To sum up, previous research has attempted to investigate the effect of digitalization on public health, but there are factors that still merit improvement. First, the application scenarios for digitalization are rich and diverse from macro to micro. While existing literature mostly focuses on the impact of digitalization on micro health behaviors, there is little literature to interpret the effects of digitalization on public health at the macro level. Second, the mechanisms through which digitalization improves public health in developing countries have not been satisfactorily explained. Third, few studies have analyzed the regional differences in the impact of digitalization on public health in developing countries. Therefore, this study empirically investigates the effect of digitalization on public health and its mechanism using panel data for 81 developing countries from 2002 to 2019.
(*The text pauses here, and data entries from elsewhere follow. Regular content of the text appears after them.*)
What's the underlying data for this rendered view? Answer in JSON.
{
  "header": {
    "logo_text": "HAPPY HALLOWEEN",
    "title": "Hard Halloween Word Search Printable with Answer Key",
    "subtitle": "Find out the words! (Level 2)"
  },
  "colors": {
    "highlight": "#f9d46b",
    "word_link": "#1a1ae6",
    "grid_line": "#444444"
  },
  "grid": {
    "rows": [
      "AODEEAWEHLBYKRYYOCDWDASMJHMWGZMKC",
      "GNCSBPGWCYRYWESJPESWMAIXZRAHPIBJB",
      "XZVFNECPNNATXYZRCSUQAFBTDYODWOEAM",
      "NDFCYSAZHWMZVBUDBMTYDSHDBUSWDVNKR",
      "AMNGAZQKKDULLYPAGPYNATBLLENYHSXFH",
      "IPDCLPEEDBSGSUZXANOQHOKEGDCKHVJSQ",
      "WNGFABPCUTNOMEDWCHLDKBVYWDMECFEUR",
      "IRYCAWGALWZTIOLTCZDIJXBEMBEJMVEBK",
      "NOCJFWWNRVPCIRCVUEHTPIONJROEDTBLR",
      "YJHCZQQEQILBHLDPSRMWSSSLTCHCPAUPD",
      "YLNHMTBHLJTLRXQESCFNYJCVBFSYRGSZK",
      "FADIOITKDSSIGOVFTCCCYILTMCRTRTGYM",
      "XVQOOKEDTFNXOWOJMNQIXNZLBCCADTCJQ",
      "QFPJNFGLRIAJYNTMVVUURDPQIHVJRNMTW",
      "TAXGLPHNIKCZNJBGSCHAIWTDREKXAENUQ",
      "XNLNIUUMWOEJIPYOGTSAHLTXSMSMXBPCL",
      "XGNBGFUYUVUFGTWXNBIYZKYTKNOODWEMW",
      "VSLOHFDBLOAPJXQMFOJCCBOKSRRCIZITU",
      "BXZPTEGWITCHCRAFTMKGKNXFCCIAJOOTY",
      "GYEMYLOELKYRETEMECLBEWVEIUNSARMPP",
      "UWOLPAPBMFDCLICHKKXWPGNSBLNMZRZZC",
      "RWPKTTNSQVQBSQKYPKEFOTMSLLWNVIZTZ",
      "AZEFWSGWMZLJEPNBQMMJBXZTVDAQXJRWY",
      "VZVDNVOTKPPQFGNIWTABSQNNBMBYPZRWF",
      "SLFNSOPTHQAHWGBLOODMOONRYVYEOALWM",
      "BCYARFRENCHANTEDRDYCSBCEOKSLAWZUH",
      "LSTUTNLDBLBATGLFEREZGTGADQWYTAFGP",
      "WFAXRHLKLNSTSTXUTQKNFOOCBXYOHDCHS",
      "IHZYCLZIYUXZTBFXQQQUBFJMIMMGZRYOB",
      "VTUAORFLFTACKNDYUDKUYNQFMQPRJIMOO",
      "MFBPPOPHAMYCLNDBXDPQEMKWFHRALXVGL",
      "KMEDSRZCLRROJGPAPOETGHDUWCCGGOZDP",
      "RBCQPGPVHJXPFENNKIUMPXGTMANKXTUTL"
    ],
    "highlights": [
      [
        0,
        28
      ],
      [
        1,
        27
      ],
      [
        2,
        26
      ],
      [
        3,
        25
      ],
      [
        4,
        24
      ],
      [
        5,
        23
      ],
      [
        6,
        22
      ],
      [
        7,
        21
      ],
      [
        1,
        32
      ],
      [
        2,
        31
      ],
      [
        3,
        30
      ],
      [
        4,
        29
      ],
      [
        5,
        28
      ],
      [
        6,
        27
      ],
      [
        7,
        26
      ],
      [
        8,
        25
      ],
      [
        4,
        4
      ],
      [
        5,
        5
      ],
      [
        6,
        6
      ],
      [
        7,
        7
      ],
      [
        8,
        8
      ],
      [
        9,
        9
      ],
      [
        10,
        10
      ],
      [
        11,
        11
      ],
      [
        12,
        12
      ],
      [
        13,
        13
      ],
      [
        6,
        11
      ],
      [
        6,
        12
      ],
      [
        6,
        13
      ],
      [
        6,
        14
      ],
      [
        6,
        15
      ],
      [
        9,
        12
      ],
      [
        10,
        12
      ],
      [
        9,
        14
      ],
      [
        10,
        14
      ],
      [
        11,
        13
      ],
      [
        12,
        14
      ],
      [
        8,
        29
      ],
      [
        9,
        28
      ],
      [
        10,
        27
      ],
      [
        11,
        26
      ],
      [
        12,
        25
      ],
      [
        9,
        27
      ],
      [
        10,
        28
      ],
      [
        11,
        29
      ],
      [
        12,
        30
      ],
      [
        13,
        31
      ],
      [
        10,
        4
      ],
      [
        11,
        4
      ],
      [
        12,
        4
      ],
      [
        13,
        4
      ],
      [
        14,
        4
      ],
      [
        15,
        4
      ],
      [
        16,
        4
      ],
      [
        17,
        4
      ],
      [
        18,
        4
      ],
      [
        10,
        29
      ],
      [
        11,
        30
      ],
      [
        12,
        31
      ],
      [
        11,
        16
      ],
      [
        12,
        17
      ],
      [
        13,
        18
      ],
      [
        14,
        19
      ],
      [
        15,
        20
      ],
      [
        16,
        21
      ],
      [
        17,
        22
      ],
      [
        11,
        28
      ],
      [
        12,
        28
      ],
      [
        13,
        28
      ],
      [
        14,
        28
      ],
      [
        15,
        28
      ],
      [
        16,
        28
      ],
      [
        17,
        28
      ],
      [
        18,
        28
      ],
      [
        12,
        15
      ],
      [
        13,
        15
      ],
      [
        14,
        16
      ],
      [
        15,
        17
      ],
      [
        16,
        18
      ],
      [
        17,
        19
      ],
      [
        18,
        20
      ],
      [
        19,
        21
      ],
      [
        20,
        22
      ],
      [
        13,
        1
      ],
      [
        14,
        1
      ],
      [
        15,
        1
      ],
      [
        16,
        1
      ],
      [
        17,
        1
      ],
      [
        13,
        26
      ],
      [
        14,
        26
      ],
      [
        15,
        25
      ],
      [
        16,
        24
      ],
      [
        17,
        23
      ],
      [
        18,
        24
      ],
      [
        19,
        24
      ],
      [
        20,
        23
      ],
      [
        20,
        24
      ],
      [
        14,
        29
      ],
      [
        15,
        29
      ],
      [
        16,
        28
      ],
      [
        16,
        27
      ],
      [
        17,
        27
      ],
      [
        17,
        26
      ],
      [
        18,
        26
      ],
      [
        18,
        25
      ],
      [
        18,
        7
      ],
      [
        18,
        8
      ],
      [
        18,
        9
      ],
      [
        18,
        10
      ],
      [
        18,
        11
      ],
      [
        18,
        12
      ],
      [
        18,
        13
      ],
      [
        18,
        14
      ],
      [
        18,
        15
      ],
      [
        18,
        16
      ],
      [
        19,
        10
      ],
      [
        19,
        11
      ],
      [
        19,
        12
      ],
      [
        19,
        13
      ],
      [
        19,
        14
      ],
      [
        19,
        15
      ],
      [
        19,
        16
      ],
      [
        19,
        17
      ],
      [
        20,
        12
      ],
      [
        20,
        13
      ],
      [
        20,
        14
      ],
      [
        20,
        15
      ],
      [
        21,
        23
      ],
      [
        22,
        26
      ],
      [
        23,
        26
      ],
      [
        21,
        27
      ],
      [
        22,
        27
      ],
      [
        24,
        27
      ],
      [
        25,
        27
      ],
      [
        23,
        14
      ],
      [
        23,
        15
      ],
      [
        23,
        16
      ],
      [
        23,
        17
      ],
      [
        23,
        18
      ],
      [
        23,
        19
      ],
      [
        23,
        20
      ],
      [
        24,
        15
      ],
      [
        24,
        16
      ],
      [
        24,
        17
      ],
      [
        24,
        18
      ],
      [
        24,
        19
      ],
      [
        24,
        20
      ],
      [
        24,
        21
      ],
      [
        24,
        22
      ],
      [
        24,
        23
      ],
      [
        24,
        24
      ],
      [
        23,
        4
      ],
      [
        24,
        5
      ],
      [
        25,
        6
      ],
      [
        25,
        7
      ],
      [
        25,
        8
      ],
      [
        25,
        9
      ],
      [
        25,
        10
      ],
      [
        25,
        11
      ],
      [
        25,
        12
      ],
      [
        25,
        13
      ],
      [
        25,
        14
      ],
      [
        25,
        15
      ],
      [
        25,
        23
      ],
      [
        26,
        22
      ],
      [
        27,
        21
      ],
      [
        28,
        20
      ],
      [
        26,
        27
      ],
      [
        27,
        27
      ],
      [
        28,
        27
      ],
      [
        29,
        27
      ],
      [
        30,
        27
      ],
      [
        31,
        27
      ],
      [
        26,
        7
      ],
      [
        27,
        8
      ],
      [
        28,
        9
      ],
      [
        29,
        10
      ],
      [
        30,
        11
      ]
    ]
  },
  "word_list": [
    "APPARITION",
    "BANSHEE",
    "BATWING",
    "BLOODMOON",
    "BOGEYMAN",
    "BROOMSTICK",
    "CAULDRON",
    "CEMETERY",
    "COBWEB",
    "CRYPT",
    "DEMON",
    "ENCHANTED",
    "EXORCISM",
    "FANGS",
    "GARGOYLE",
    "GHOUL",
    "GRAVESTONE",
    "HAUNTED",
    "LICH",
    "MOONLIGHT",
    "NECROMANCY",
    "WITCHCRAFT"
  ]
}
3. Mechanism analysis and hypothesis
3.1. Digitalization and public health
As the most representative form of the new generation of information technology, digitalization deeply empowers the medical service field, significantly impacting traditional medical services. Meanwhile, digitalization also profoundly affects people's living habits and medical concepts and reshapes health values. First, digitalization integrates into medical services and pharmaceutical research and development with its powerful technology spillover effect, providing a solid medical foundation for residents [43]. Specifically, digitalization acts on traditional medical services. It promotes conventional medical services such as appointment booking, health consultations, price payment, and medical report inquiry to be realized by a mobile network. This not only contributes to optimizing the medical service process and improving the medical service efficiency but also helps break the mode of traditional medical services and maximizes the accessibility of medical services for residents, thus improving public health. Digitalization stimulates pharmaceutical research and development, fully excavates the market demand for pharmaceuticals, quickly analyzes the clinical trial results of pharmaceuticals, and liberates pharmaceutical research and development from the dilemma of high investment, high risk, and long cycle. Digitalization can also produce many medications with effective, rapid, and high curative effects providing a solid material foundation to protect public health. Second, with its powerful knowledge spillover influence, digitalization disseminates health information and helps residents establish correct health concepts. Digitalization eliminates the spatial and temporal barriers to health information dissemination and the costs of health information creation, sharing, and access. It broadens the channels through which residents access health information and health status awareness, improving public health to some extent. For example, residents have gained a wealth of dietary knowledge through online platforms to make healthier food choices [44,45]. Accordingly, we propose Hypothesis 1.
Hypothesis 1
Digitalization has a significant effect on enhancing public health.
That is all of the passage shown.